CuSO4(aq) + Na2CO3(aq) → CuCO3(s) + Na2SO4(aq) How many mL of 0.120 M Na2CO3 would be needed to precipitate all of the copper ions in 25.7 mL of 0.149 M CuSO4? How many grams of CuCO3 could be recovered?
... How many mL of 0.120 M Na2CO3 would be needed to precipitate all of the copper ions in 25.7 mL of 0.149 M CuSO4? ... 1. The relationship M1V1 = M2V2 will be used 2. M1 = 0.120 M Na2CO3 V1 = unknown 3. M2 = 0.149 M CuSO4 V2 = 25.7 mL 4. Rearrange the equation in 1 to solve for V1: V1 = (M2V2)/M1 5. Plug in the numbers and calculate V1: V1 = ((0.149 M CuSO4)*(25.7 mL of CuSO4)/(0.120 M Na2CO3) V1 = 31.9 mL of Na2CO3 ... How many grams of CuCO3 could be recovered? ... This will be the weight equivalent to the number of moles precipitated. ... all of the copper ions in 25.7 mL of 0.149 M CuSO4 ... is used to calculate the moles of copper salt produced (the number of moles of copper will be the same in the reactant and product). moles of copper in CuSO4 = ((25.7 mL) * (1 L/1000 mL)) * (0.149 M) = 0.00383 moles The same number of moles of CuCO3 can be precipitated.
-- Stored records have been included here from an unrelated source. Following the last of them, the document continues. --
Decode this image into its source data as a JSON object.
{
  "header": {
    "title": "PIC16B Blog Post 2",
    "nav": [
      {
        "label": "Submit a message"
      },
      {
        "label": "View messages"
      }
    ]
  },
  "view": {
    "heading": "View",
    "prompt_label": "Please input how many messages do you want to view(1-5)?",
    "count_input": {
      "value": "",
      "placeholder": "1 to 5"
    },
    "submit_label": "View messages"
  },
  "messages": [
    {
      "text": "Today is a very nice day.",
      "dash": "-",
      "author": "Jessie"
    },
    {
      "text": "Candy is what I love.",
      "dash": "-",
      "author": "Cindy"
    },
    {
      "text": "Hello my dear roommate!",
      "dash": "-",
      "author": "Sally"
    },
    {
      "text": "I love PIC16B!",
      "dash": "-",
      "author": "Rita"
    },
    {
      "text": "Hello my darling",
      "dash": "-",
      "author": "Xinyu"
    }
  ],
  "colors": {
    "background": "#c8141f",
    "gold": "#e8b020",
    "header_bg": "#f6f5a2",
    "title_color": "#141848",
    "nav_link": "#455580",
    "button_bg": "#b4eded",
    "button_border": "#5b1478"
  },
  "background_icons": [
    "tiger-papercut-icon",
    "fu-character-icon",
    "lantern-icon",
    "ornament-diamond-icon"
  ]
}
Formula weight of CuCO3 = 123.6 g/mole (to four sig figs) (63.546 + 12.011 + 3*15.9994 = 123.5552 ) Weight of CuCO3 that can be produced = ( 0.00383 moles) * (123.6 g/mole) = 0.473 g
The carbonate ion seams an appealing alternative, but how is this carried out commercially - seawater is a well recognized source of Mg.The Mg2+ cation is the second most considerable cation in seawater (occurring at about 12% of the mass of sodium there), which makes seawater and sea-salt an appealing industrial supply of Mg. To extract the magnesium, calcium hydroxide is brought to seawater to kind magnesium hydroxide precipitate. MgCl2 + Ca(OH)2 → Mg(OH)2 + CaCl2 Magnesium hydroxide (brucite) is insoluble in water so it can be filtered out, and reacted with hydrochloric acid to acquire centred magnesium chloride. Mg(OH)2 + 2 HCl → MgCl2 + 2 H2O From magnesium chloride, electrolysis produces magnesium. So I offer as an answer: hydroxide ion.